Other test-optional colleges require SAT/ACT scores only from certain applicants, such as international, homeschooled, program-specific, and out-of-state applicants. Boise State University, for instance, requires test scores from nonresident homeschooled students.

Other colleges have test-flexible admissions policies. These schools still require students to send in test scores but allow for different options in place of the ACT or SAT, such as AP exams and IB exams. New York University uses a test-flexible policy.

It's important to research each institution's test-optional specifications, as some may still require SAT/ACT scores from international and/or homeschooled applicants.

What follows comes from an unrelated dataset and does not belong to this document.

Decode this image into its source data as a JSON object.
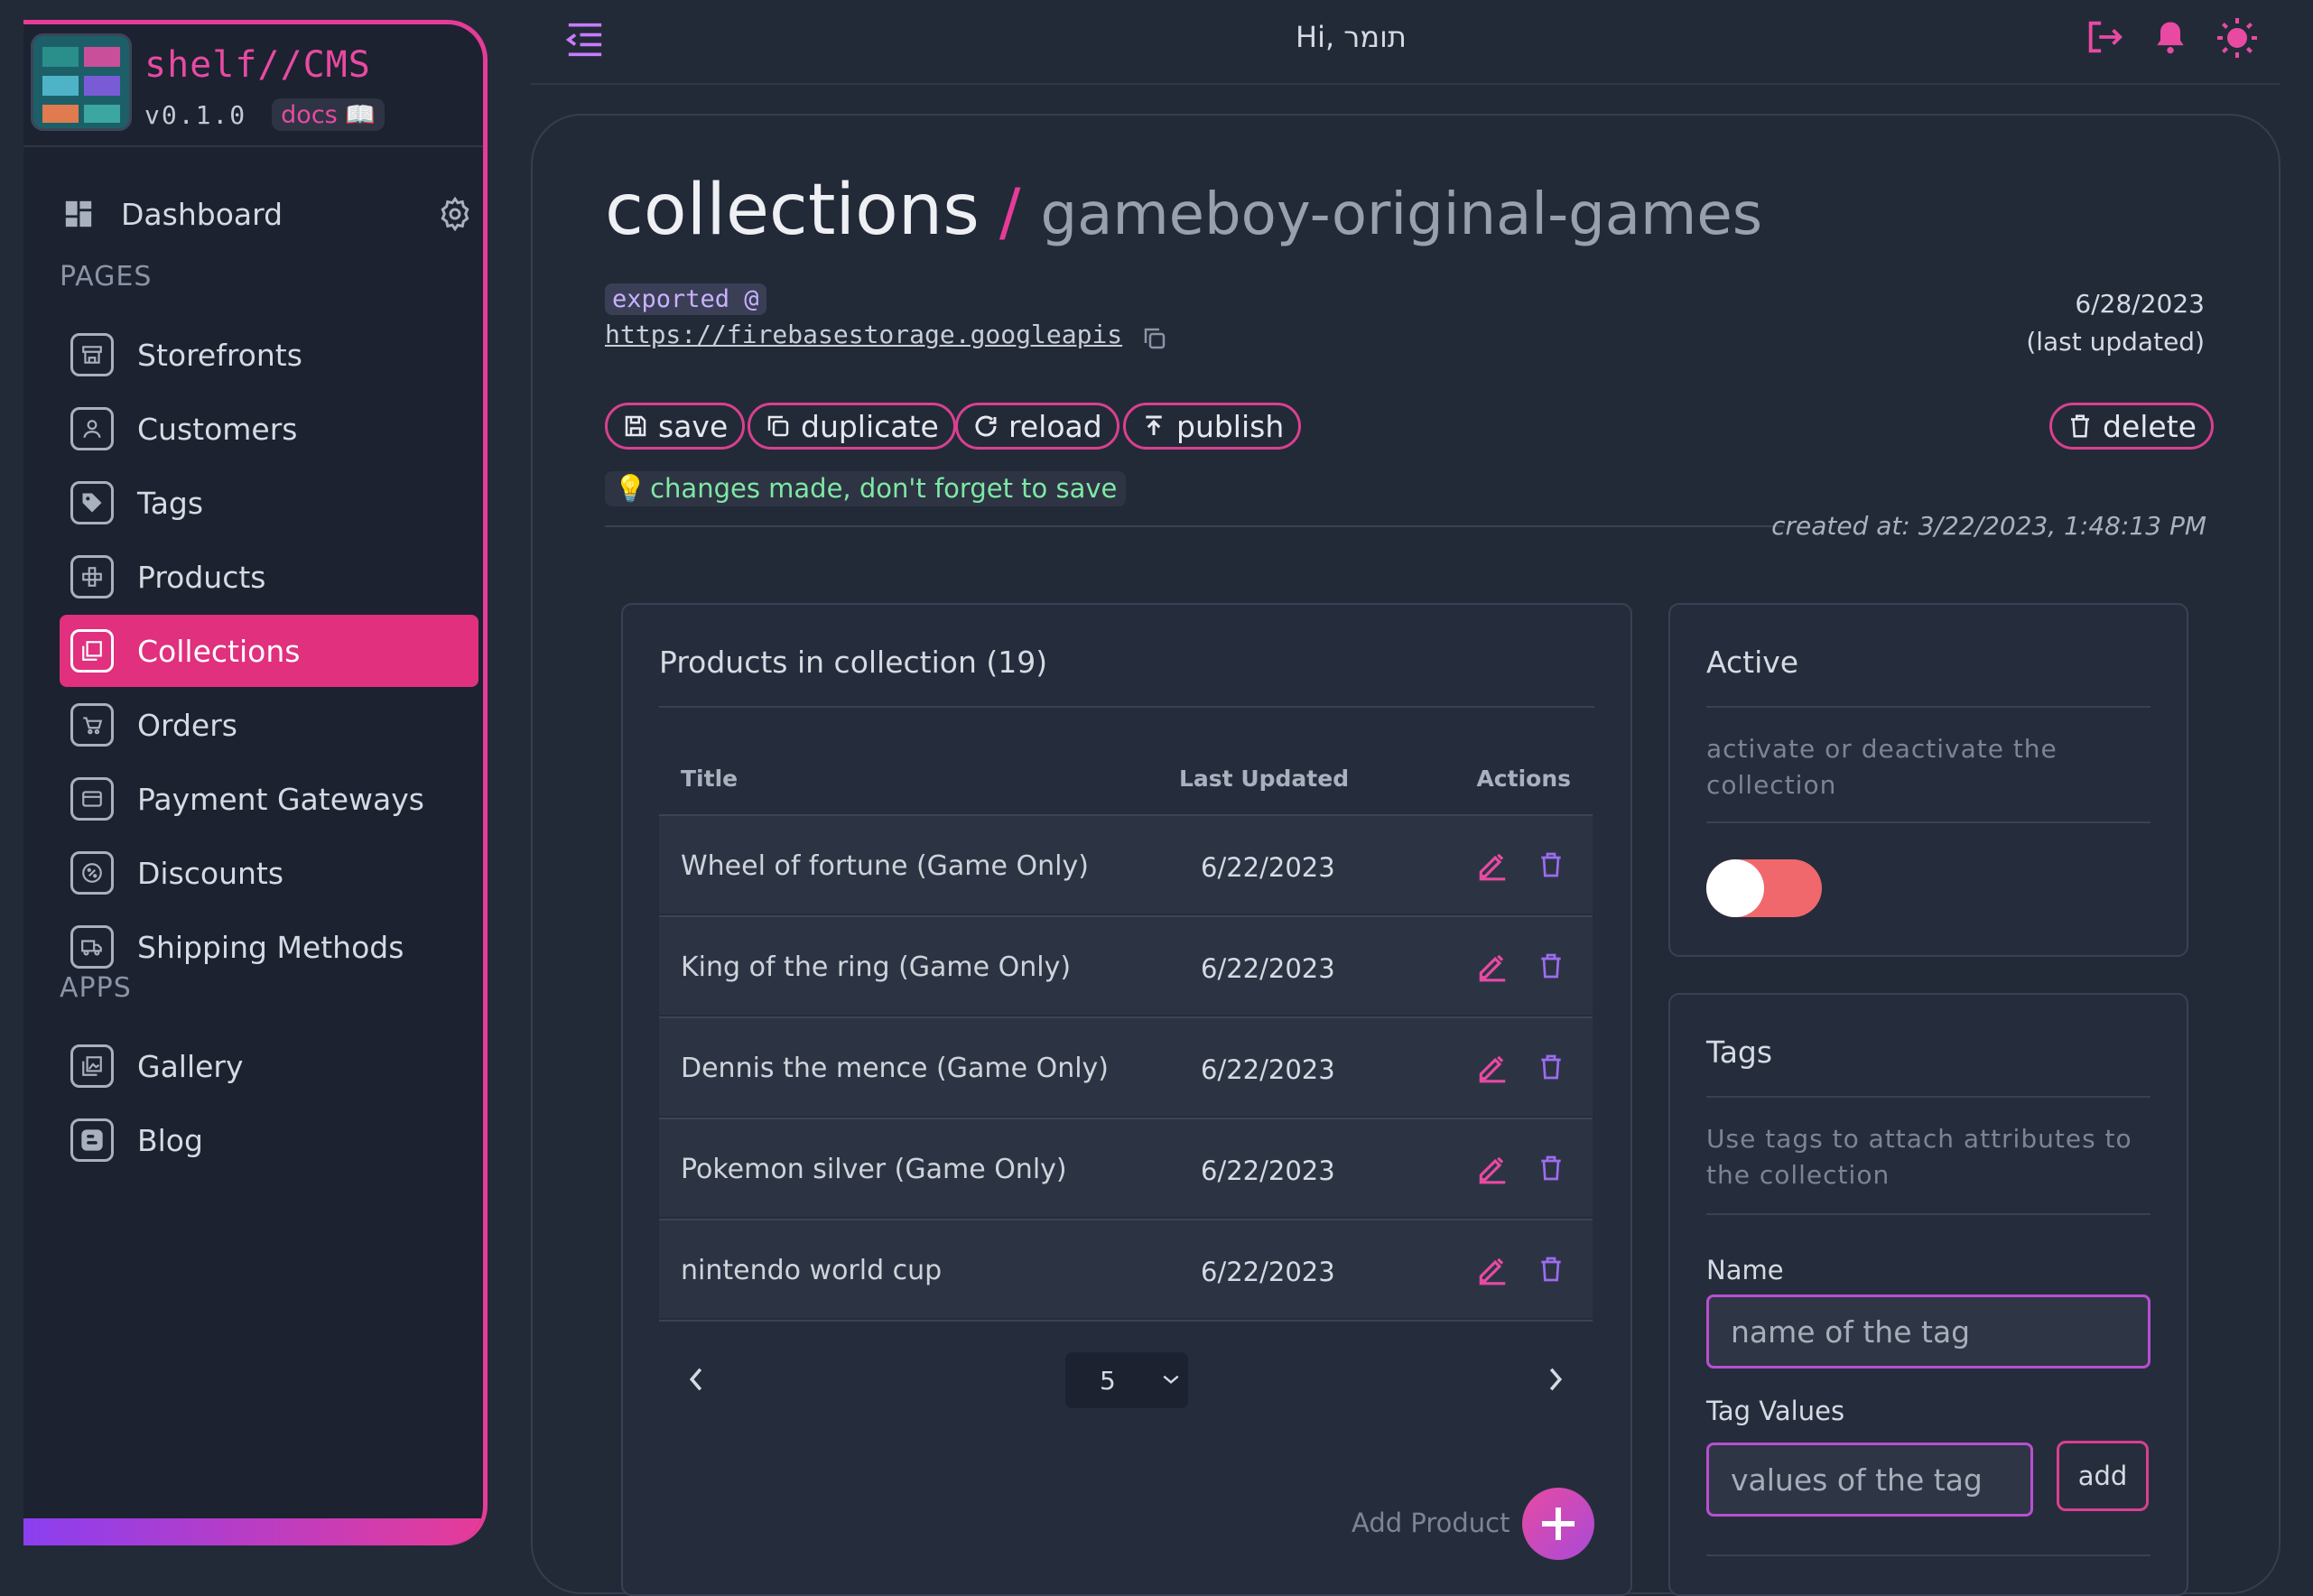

Test-Optional for Admission but Not for Enrollment or Scholarships

When applying to test-optional schools, make sure you consider all possible consequences of withholding your SAT/ACT scores.

Though uncommon, some institutions, like Bowdoin College, require test scores for academic counseling and institutional research and to award merit aid. This means that these schools don't consider SAT/ACT scores for admission but do require them for enrollment and particular scholarships.